Milano capitale dello smart working: è previsto in un’azienda su due
di Cristina Casadei
3' di lettura
Non c’è città in Italia che più di Milano sia il simbolo dei mille volti dello smart working. Lo prevede in Italia il 43% delle aziende con almeno 250 lavoratori e di queste quasi una su due è nel capoluogo lombardo, come emerge dall’ultimo rapporto sul Lavoro a Milano, realizzato da Assolombarda, Cgil, Cisl e Uil, sulla base dei dati dell’Osservatorio del Politecnico di Milano. Nelle Pmi questa percentuale si dimezza, ma in totale sono oltre 300mila i lavoratori coinvolti.
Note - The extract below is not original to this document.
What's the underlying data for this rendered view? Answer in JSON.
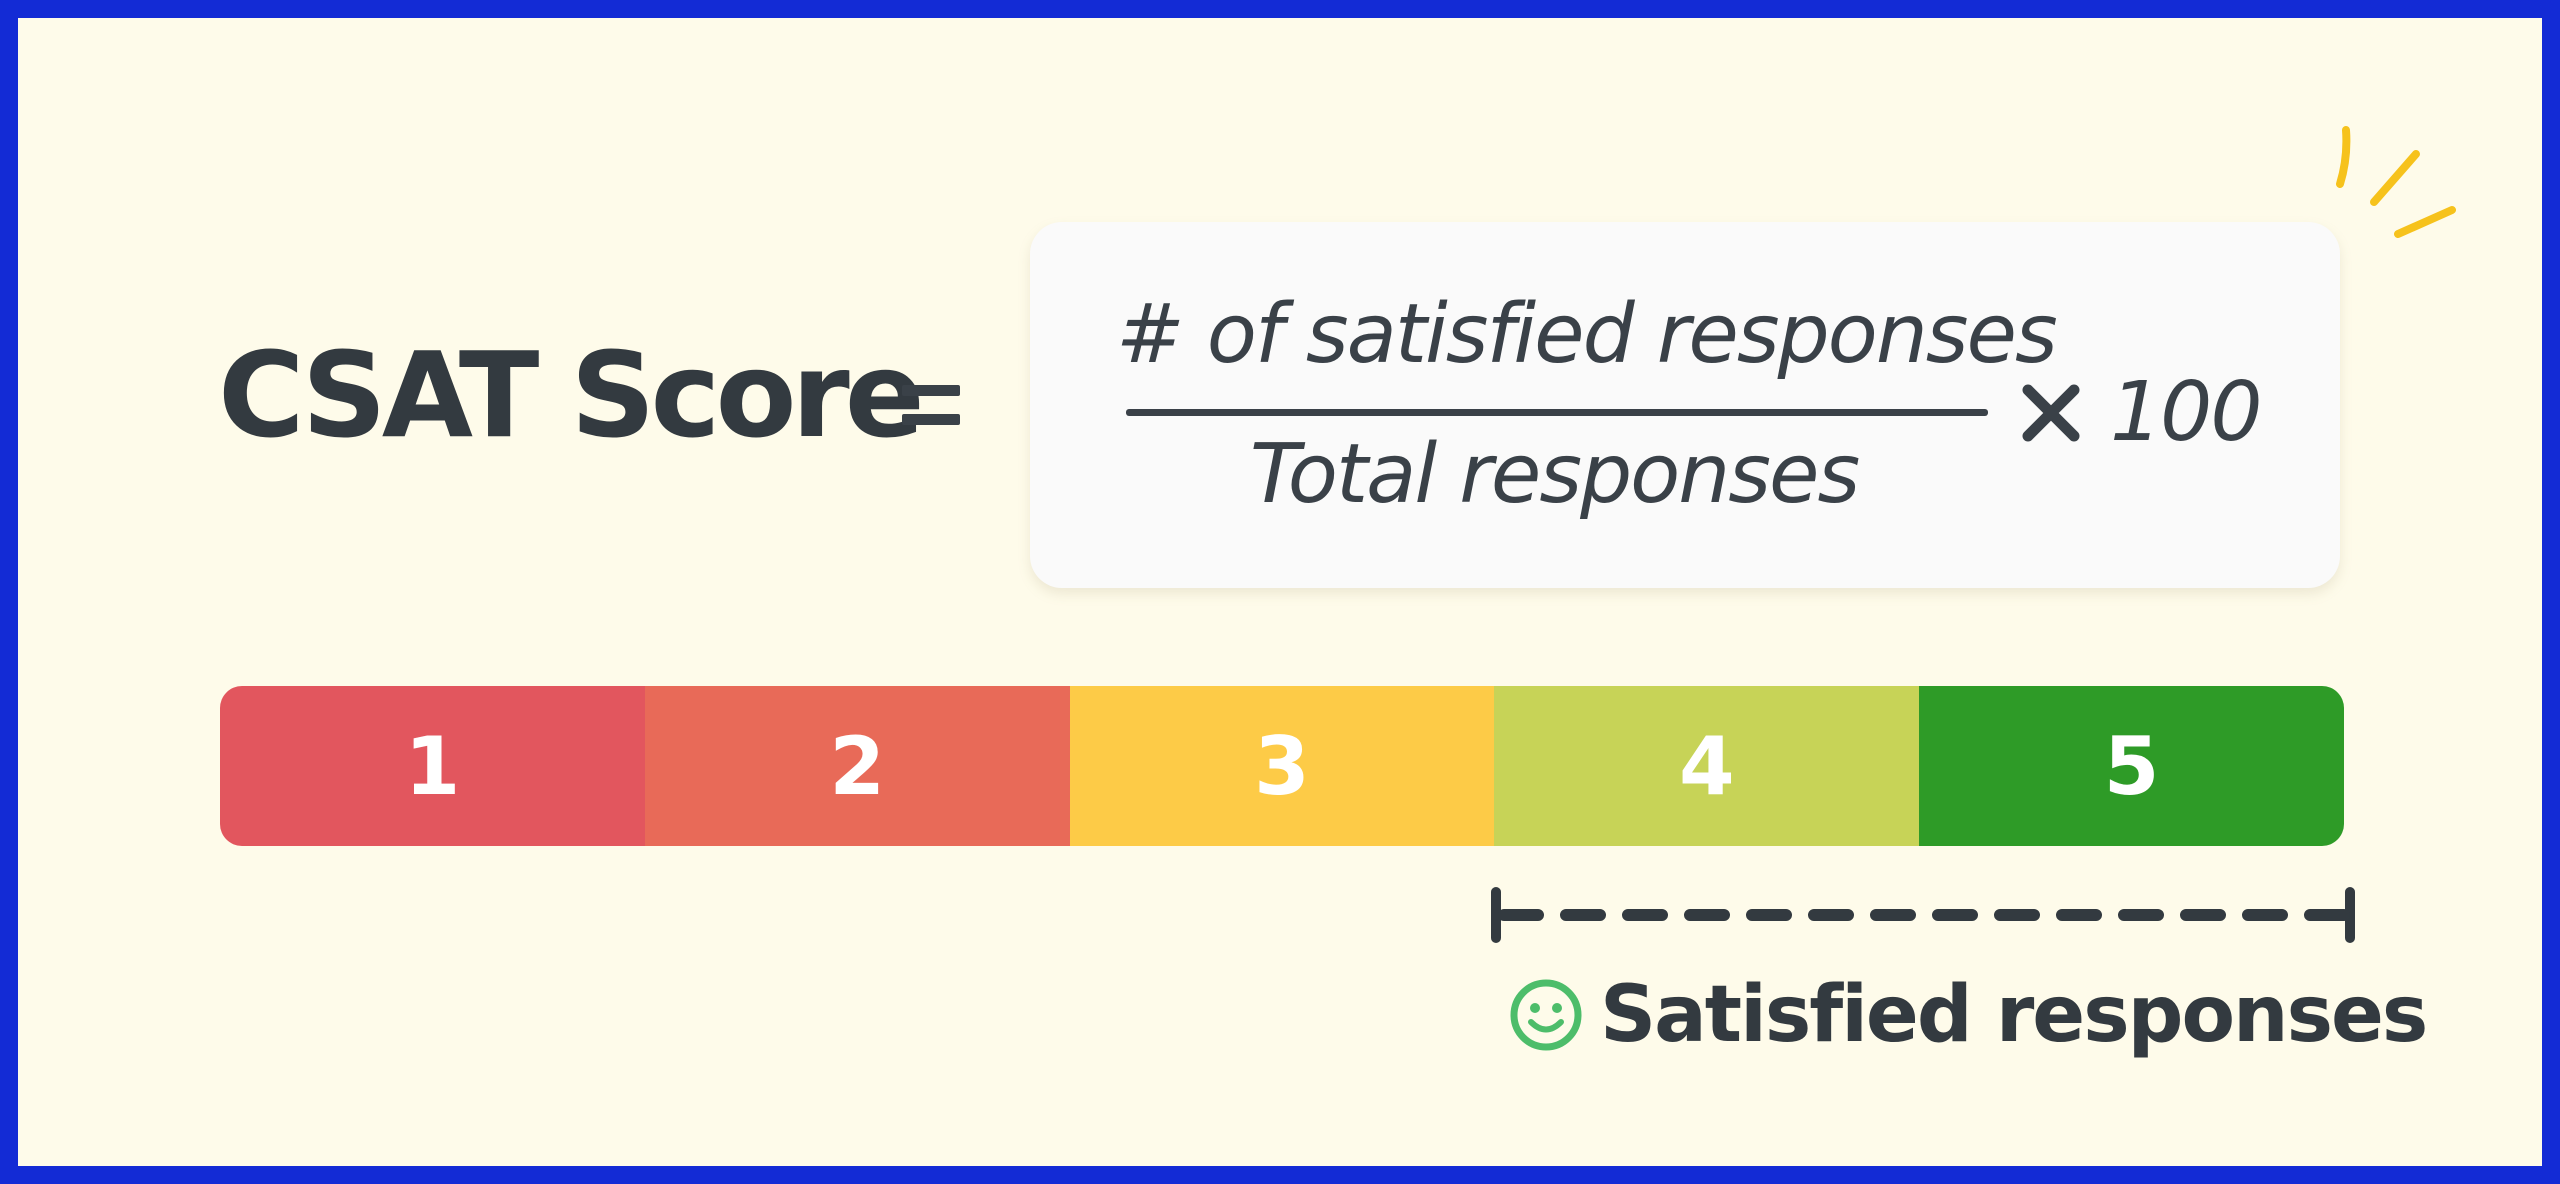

Si tratta dell’8% della popolazione occupata, una percentuale in costante, seppur contenuta crescita, visto che se andiamo indietro di cinque anni era pari al 5%. Allargando il confronto agli altri paesi europei, anche la Milano del progresso, è ancora lontana dalla media del 18%. Ci superano la Francia con il 25%, la Germania con il 13% e la Spagna con il 12%.
La continua evoluzione del lavoro, anche nei suoi aspetti organizzativi, riporta al centro il tema della formazione. «In particolare alla luce delle nuove competenze richieste dalla trasformazione digitale e da industria 4.0 - dice Mauro Chiassarini, vicepresidente di Assolombarda alle politiche del Lavoro, sicurezza e welfare -. In questa direzione da tempo, insieme con Cgil, Cisl e Uil promuoviamo un’azione comune, certi del fatto che il sistema educativo e quello delle imprese debbano collaborare sempre di più e giocare un ruolo di primo piano nella formazione dei giovani».
C’è un’aria nuova nel mercato del lavoro milanese, se ci guardiamo indietro di pochi anni, o vecchia, se pensiamo al periodo precrisi. Dopo nove anni il tasso di occupazione in Lombardia è infatti tornato sopra il livello precrisi. Nel 2017 il tasso ha raggiunto il 67,3%, superando il valore del 2008 che era pari al 66,9%. Milano, che oggi è al 69,5%, aveva già superato i livelli pre crisi nel 2016, mentre l’Italia (al 58%) non si è ancora riportata su quei livelli. Il rapporto “Il lavoro a Milano”, realizzato da Assolombarda, Cgil, Cisl e Uil, spiega che, rispetto ai livelli del 2008, cresce il numero degli occupati: sono aumentati di 125mila in Lombardia e di 90mila a Milano.
La crescita si caratterizza per due fattori. Il primo è l’occupazione a tempo determinato che determina l’impatto maggiore con il suo +12,3%. La quota degli occupati a tempo determinato in Lombardia è sempre rimasta intorno al 10 per cento, negli anni della crisi, mentre oggi è all’11,3%. Complessivamente, come ha spiegato il vicepresidente di Assolombarda alle politiche del Lavoro, sicurezza e welfare, «l’indagine presenta un quadro del 2017 positivo che vede crescere il numero di imprese sul territorio, +1,4% a Milano e +0,5% a Monza e il numero di occupati: + 37mila rispetto all’anno precedente. Le aziende manifatturiere hanno avuto una leggera flessione, compensata da una diffusa crescita dei servizi». In questo contesto positivo l’elemento che Chiassarini vuole sottolineare riguarda i giovani: «Il tasso di occupazione giovanile è finalmente sceso di 7 punti ma non è bastato a colmare lo squilibrio generazionale che continua a costituire una criticità».
Nella lettura di Massimo Bonini della Cgil si tratta di «una ripresa di basso profilo», mentre da Danilo Galvagni della Cisl arriva l’invito ad «assumere i giovani con contratti veri e non con stage» e Antonio Albrizio della Uil sottolinea che «siamo lontani da dati strutturati che possono far parlare di effettiva ripresa del mercato».